This question addresses two critical aspects in designing a dataset for the training and testing of AI models. The first one is about the bias: during the data collection phase, specific pattern should be avoided, which can generate a false and inaccurate depiction of reality. The second one regards the variability: it has to be present at a certain extent to guarantee that the collected data can represent the reality, but it cannot be too much, to avoid poor generalization and overfitting.

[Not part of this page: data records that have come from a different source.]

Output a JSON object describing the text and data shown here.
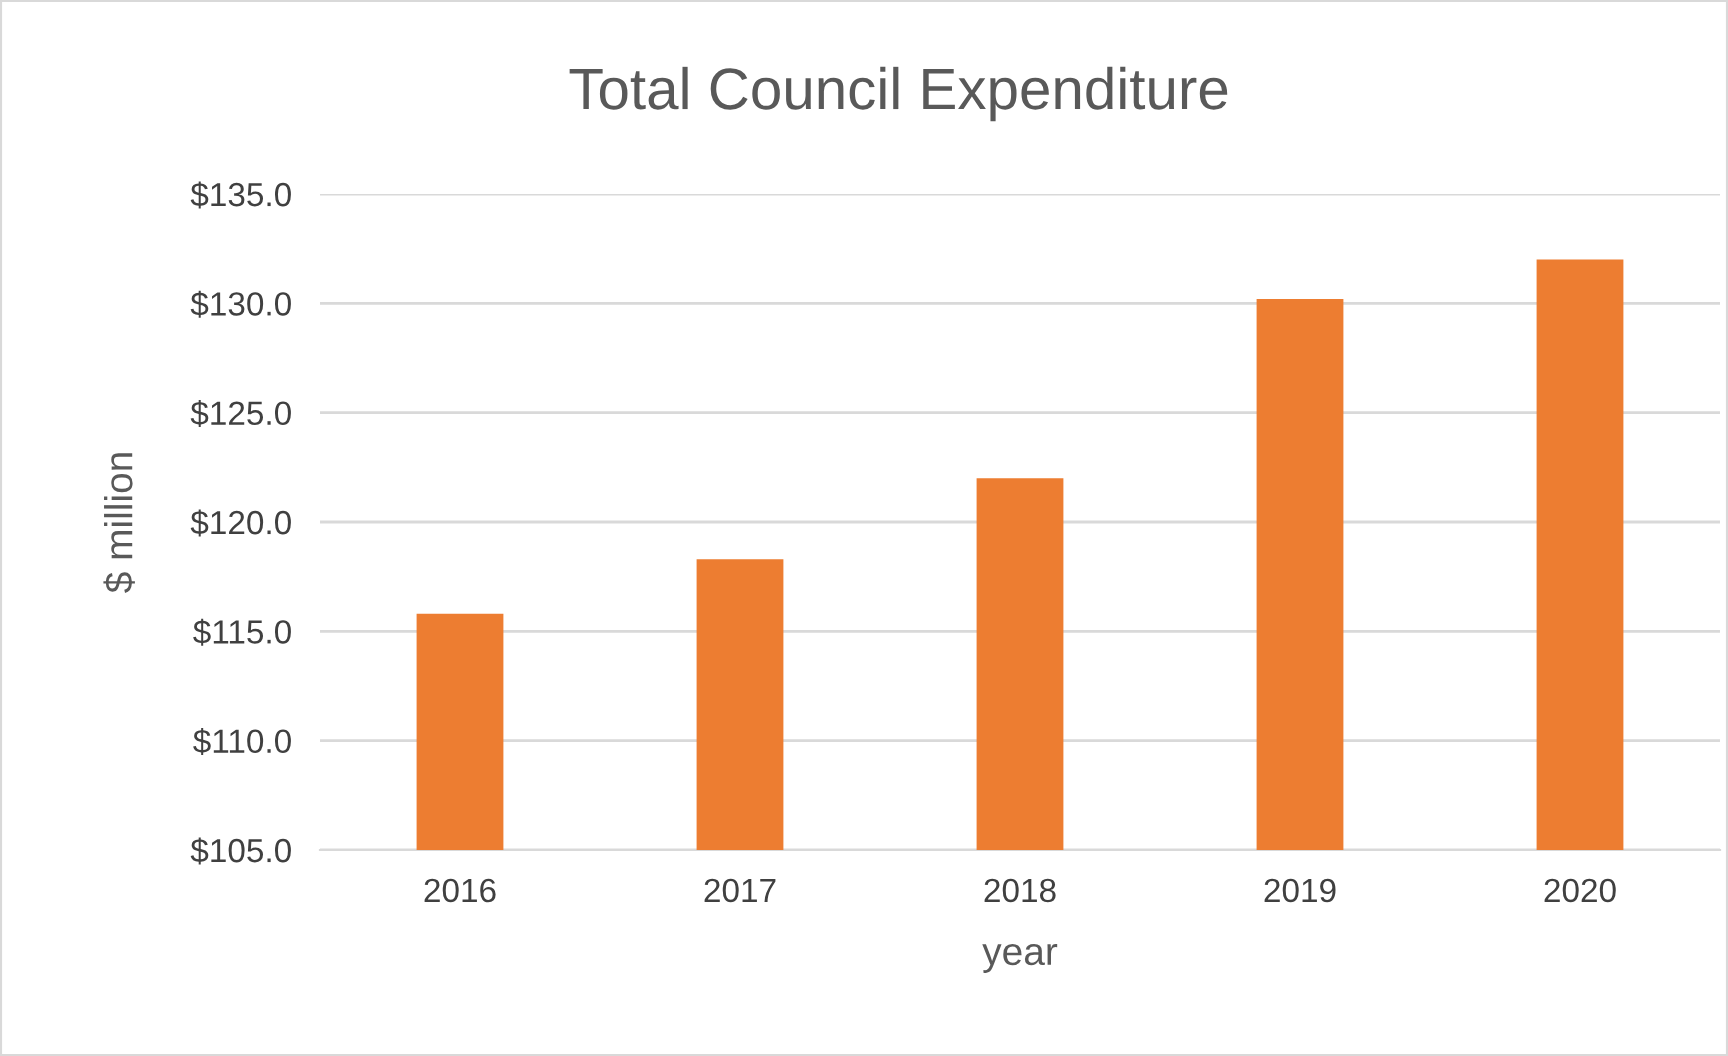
{
  "chart_data": {
    "type": "bar",
    "title": "Total Council Expenditure",
    "xlabel": "year",
    "ylabel": "$ million",
    "categories": [
      "2016",
      "2017",
      "2018",
      "2019",
      "2020"
    ],
    "values": [
      115.8,
      118.3,
      122.0,
      130.2,
      132.0
    ],
    "color": "#ed7d31",
    "ylim": [
      105,
      135
    ],
    "yticks": [
      {
        "value": 105,
        "label": "$105.0"
      },
      {
        "value": 110,
        "label": "$110.0"
      },
      {
        "value": 115,
        "label": "$115.0"
      },
      {
        "value": 120,
        "label": "$120.0"
      },
      {
        "value": 125,
        "label": "$125.0"
      },
      {
        "value": 130,
        "label": "$130.0"
      },
      {
        "value": 135,
        "label": "$135.0"
      }
    ],
    "grid": "y",
    "legend": false
  }
}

A trade-off is therefore necessary. (Salay et al. 2017), (Ghahramani, 2015)
Main Question
Are critical aspects in designing the dataset taken into account?
Sub-Questions
- Are there methods implemented to minimize the bias during the dataset design process?

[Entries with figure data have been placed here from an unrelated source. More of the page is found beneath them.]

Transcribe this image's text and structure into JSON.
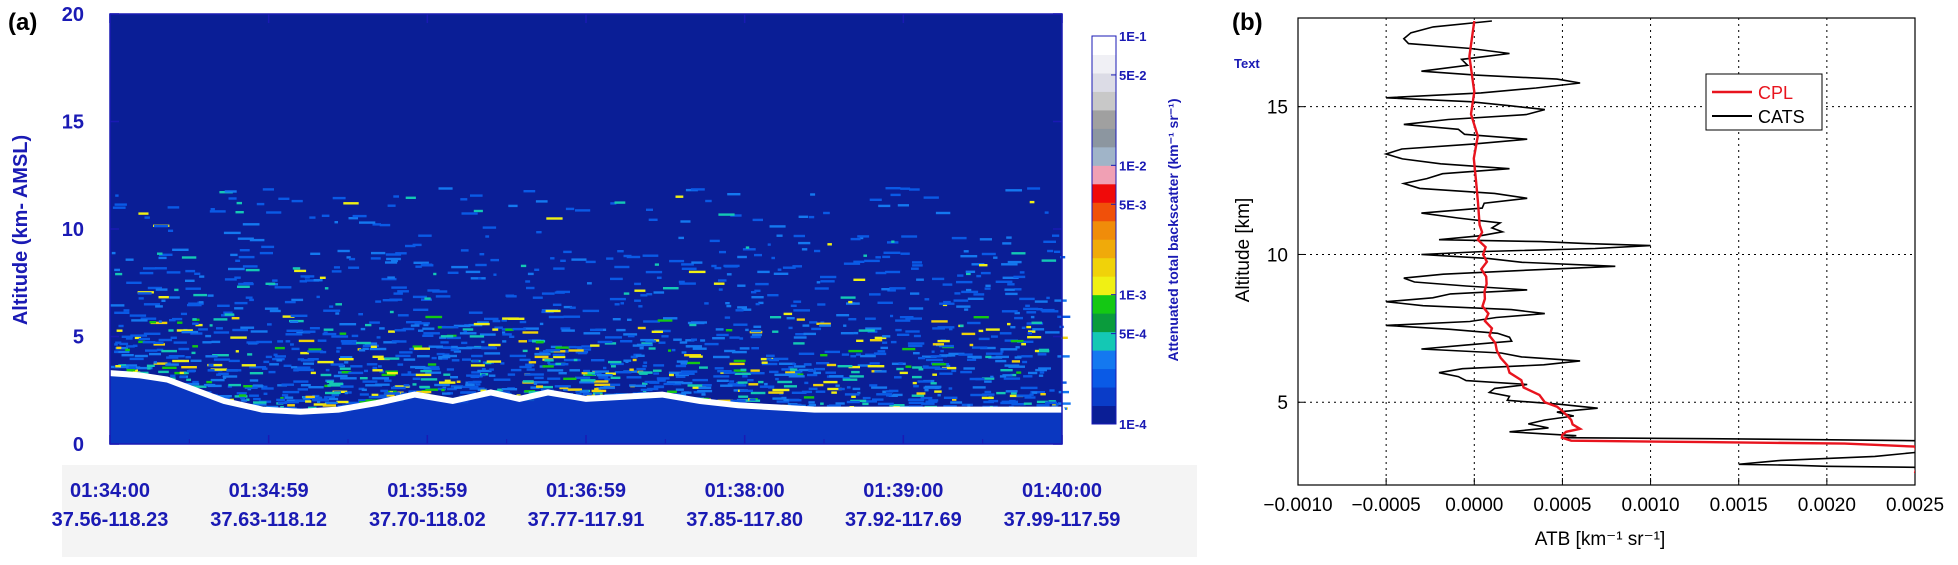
{
  "chart_data": [
    {
      "type": "heatmap",
      "panel_label": "(a)",
      "ylabel": "Altitude (km- AMSL)",
      "yticks": [
        0,
        5,
        10,
        15,
        20
      ],
      "ylim": [
        0,
        20
      ],
      "xticks": [
        {
          "time": "01:34:00",
          "coord": "37.56-118.23"
        },
        {
          "time": "01:34:59",
          "coord": "37.63-118.12"
        },
        {
          "time": "01:35:59",
          "coord": "37.70-118.02"
        },
        {
          "time": "01:36:59",
          "coord": "37.77-117.91"
        },
        {
          "time": "01:38:00",
          "coord": "37.85-117.80"
        },
        {
          "time": "01:39:00",
          "coord": "37.92-117.69"
        },
        {
          "time": "01:40:00",
          "coord": "37.99-117.59"
        }
      ],
      "colorbar": {
        "label": "Attenuated total backscatter (km⁻¹ sr⁻¹)",
        "tick_labels": [
          "1E-1",
          "5E-2",
          "1E-2",
          "5E-3",
          "1E-3",
          "5E-4",
          "1E-4"
        ],
        "colors": [
          "#0a1e96",
          "#0a3cc8",
          "#0a5ae6",
          "#1478f0",
          "#14c8b4",
          "#0a9b3c",
          "#14c814",
          "#f0f014",
          "#f0d20a",
          "#f0aa0a",
          "#f08c0a",
          "#f0500a",
          "#f00a0a",
          "#f0a0b4",
          "#a0b4c8",
          "#8c96a0",
          "#a0a0a0",
          "#c8c8c8",
          "#dcdce6",
          "#f0f0f5",
          "#ffffff"
        ],
        "scale": "log"
      },
      "surface_altitude_profile_km": {
        "fraction_of_track": [
          0,
          0.03,
          0.06,
          0.09,
          0.12,
          0.16,
          0.2,
          0.24,
          0.28,
          0.32,
          0.36,
          0.4,
          0.43,
          0.46,
          0.5,
          0.54,
          0.58,
          0.62,
          0.66,
          0.7,
          0.74,
          0.78,
          0.82,
          0.86,
          0.9,
          0.94,
          0.97,
          1.0
        ],
        "altitude": [
          3.3,
          3.2,
          3.0,
          2.5,
          2.0,
          1.6,
          1.5,
          1.6,
          1.9,
          2.3,
          2.0,
          2.4,
          2.1,
          2.4,
          2.1,
          2.2,
          2.3,
          2.0,
          1.8,
          1.7,
          1.6,
          1.6,
          1.6,
          1.6,
          1.6,
          1.6,
          1.6,
          1.6
        ]
      },
      "annotation": "Text"
    },
    {
      "type": "line",
      "panel_label": "(b)",
      "xlabel": "ATB [km⁻¹ sr⁻¹]",
      "ylabel": "Altitude [km]",
      "xlim": [
        -0.001,
        0.0025
      ],
      "ylim": [
        2.2,
        18
      ],
      "xtick_labels": [
        "−0.0010",
        "−0.0005",
        "0.0000",
        "0.0005",
        "0.0010",
        "0.0015",
        "0.0020",
        "0.0025"
      ],
      "xticks": [
        -0.001,
        -0.0005,
        0.0,
        0.0005,
        0.001,
        0.0015,
        0.002,
        0.0025
      ],
      "yticks": [
        5,
        10,
        15
      ],
      "grid": true,
      "legend_position": "top-right",
      "series": [
        {
          "name": "CPL",
          "color": "#e8141e",
          "x": [
            0.0,
            0.0,
            2e-05,
            1e-05,
            3e-05,
            2e-05,
            5e-05,
            4e-05,
            7e-05,
            6e-05,
            8e-05,
            0.0001,
            0.00012,
            0.00015,
            0.0002,
            0.00028,
            0.0004,
            0.0005,
            0.00055,
            0.0006,
            0.0005,
            0.00055,
            0.0021,
            0.0025,
            0.0025
          ],
          "y": [
            17.9,
            15.5,
            14.0,
            12.5,
            11.0,
            10.5,
            10.0,
            9.5,
            9.0,
            8.5,
            8.0,
            7.5,
            7.0,
            6.5,
            6.0,
            5.5,
            5.0,
            4.7,
            4.4,
            4.1,
            3.9,
            3.7,
            3.6,
            3.5,
            2.6
          ]
        },
        {
          "name": "CATS",
          "color": "#000000",
          "x": [
            0.0001,
            -0.0004,
            0.0002,
            -0.0003,
            0.0006,
            -0.0005,
            0.0004,
            -0.0004,
            0.0003,
            -0.0005,
            0.0002,
            -0.0004,
            0.0003,
            -0.0003,
            0.0001,
            -0.0002,
            0.001,
            -0.0003,
            0.0008,
            -0.0004,
            0.0003,
            -0.0005,
            0.0004,
            -0.0005,
            0.0002,
            -0.0003,
            0.0006,
            -0.0002,
            0.0003,
            0.0002,
            0.0007,
            0.0004,
            0.0002,
            0.0005,
            0.0025,
            0.0025,
            0.0015,
            0.0025
          ],
          "y": [
            17.9,
            17.3,
            16.8,
            16.2,
            15.8,
            15.3,
            14.9,
            14.4,
            13.9,
            13.4,
            12.9,
            12.4,
            11.9,
            11.4,
            10.9,
            10.5,
            10.3,
            10.0,
            9.6,
            9.2,
            8.8,
            8.4,
            8.0,
            7.6,
            7.2,
            6.8,
            6.4,
            6.0,
            5.6,
            5.2,
            4.8,
            4.4,
            4.0,
            3.8,
            3.7,
            3.3,
            2.9,
            2.8
          ]
        }
      ]
    }
  ]
}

- Does the AI-based solution introduce bias?
- Are there methods implemented to minimize variability (assuring the necessary extension of the dataset) during the design process?
- Is the dataset balanced? (namely, similar number of the different classes)

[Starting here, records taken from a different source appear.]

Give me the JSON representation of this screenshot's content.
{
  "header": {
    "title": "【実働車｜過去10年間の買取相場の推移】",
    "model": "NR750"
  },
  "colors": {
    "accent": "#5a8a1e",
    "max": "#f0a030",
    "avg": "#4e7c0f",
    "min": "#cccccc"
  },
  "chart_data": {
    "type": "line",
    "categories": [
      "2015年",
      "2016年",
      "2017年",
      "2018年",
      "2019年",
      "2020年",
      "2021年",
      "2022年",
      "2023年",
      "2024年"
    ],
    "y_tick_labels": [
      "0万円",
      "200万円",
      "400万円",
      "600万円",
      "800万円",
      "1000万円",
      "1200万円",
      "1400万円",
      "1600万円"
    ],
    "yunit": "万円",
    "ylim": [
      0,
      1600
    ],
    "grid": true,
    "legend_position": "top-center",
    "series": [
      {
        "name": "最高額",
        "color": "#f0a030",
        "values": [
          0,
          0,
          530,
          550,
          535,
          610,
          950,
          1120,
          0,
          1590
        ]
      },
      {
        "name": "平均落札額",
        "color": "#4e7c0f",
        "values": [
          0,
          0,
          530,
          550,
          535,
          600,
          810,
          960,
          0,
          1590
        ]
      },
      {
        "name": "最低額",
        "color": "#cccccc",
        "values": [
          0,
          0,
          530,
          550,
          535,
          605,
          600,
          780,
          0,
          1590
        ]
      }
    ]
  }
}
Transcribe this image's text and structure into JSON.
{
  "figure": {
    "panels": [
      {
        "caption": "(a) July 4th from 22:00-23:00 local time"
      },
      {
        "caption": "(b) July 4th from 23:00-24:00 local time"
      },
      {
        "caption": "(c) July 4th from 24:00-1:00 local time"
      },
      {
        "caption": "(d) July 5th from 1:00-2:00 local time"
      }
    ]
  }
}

- Has an EDA (exploratory data analysis) been conducted to identify potential sources of the bias?
References
- Salay, R., Queiroz, R. and Czarnecki, K. (2017) ‘An Analysis of ISO 26262: Using Machine Learning Safely’. Automotive Software. doi:https://doi.org/10.48550/arXiv.1709.02435.
- Ghahramani, Z. (2015) ‘Probabilistic machine learning and artificial intelligence’. Nature, 521(7553), pp.452–459. doi:https://doi.org/10.1038/nature14541.